Former US Treasury Secretary and Harvard economics professor Larry Summers is concerned that the US economy may overheat and see prices go out of control, drawing parallels to the late 1960s.
- Professor Larry Summers says the US economy needs to cool down to avoid sweeping rate hikes
- He draws parallels to the U.S. economy in the late 1960s
- However, he believes a “Goldilocks” scenario is unlikely
Such a sustained price eruption in the world’s largest economy would have contagious effects on inflation and interest rates in the rest of the world.
“The markets certainly still expect me to make a mistake,” Professor Summers told The Business.
“But my feeling is that the preponderance of risk is very much on the side of overheating.”
Inflation in the US is running at more than 5 per cent on an annual basis, while the labor market is plagued by growing labor shortages and bottlenecks in supply.
On top of that, an energy crack is already dramatically driving down the prices of natural gas, oil and coal.
“What has surprised me is how tight the labor market has become and how fast [it happened], how many bottlenecks on the supply side have returned and how fast inflation has accelerated, “said Professor Summers.
He said there was “a storm of inflation”.
Back to the future of inflation
Mr Summers said the price pressure he saw rising in the economy reminded him of the late 1960s, when inflation shot up sharply from below 2 per cent to more than 6 per cent, even before major supply constraints were apparent.
“We saw inflation move from having a handle in 1966 to having a six handle in 1969,” Professor Summers said.
“And we have a much bigger budget deficit today than we did then.

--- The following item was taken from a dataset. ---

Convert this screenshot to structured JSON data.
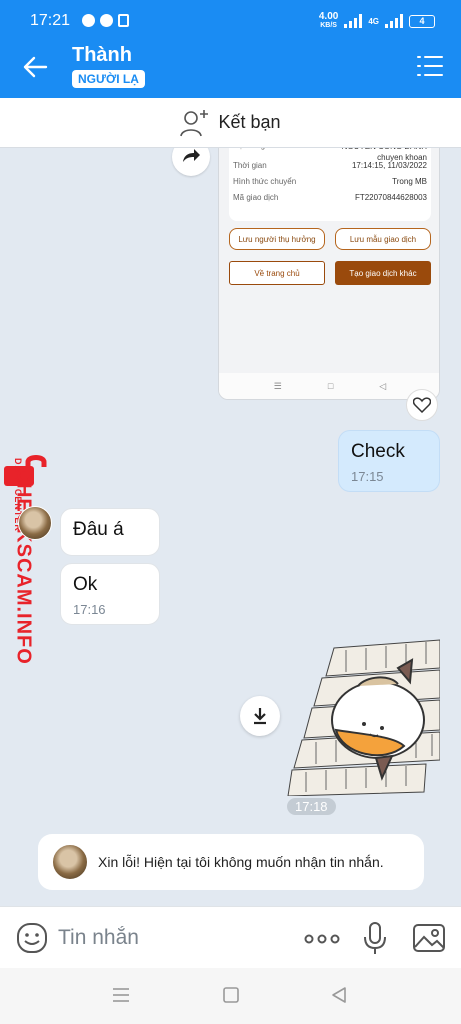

We have a lot more in the way of bottlenecks in supply popping up much faster than we did back then.
The late 1960s preceded the OPEC oil embargo in the early 1970s (1973-74), when the oil-producing cartel cut off supplies, caused even greater price shocks and sent spiraling inflation on a collision course with central banks.
As a result, there was a period of so-called “stagflation”, in which economies stalled in recessions while prices continued to rise rapidly and central banks felt compelled to keep interest rates high.
Professor Summers said he was crossing his fingers that a more positive result prevailed and that the inflation recorded now was transient and began to ease, as the US economy cooled enough to avoid large interest rate hikes.
However, he said he was not convinced a “Goldilocks” scenario was likely, fearing it could require more rate hikes than most expected to cool an overheated US economy, despite very high debt levels for some sectors.
“I suppose, for various reasons, we have a less interest-sensitive economy than we once had,” he said.
“I think we’re looking at a pretty volatile economic environment.”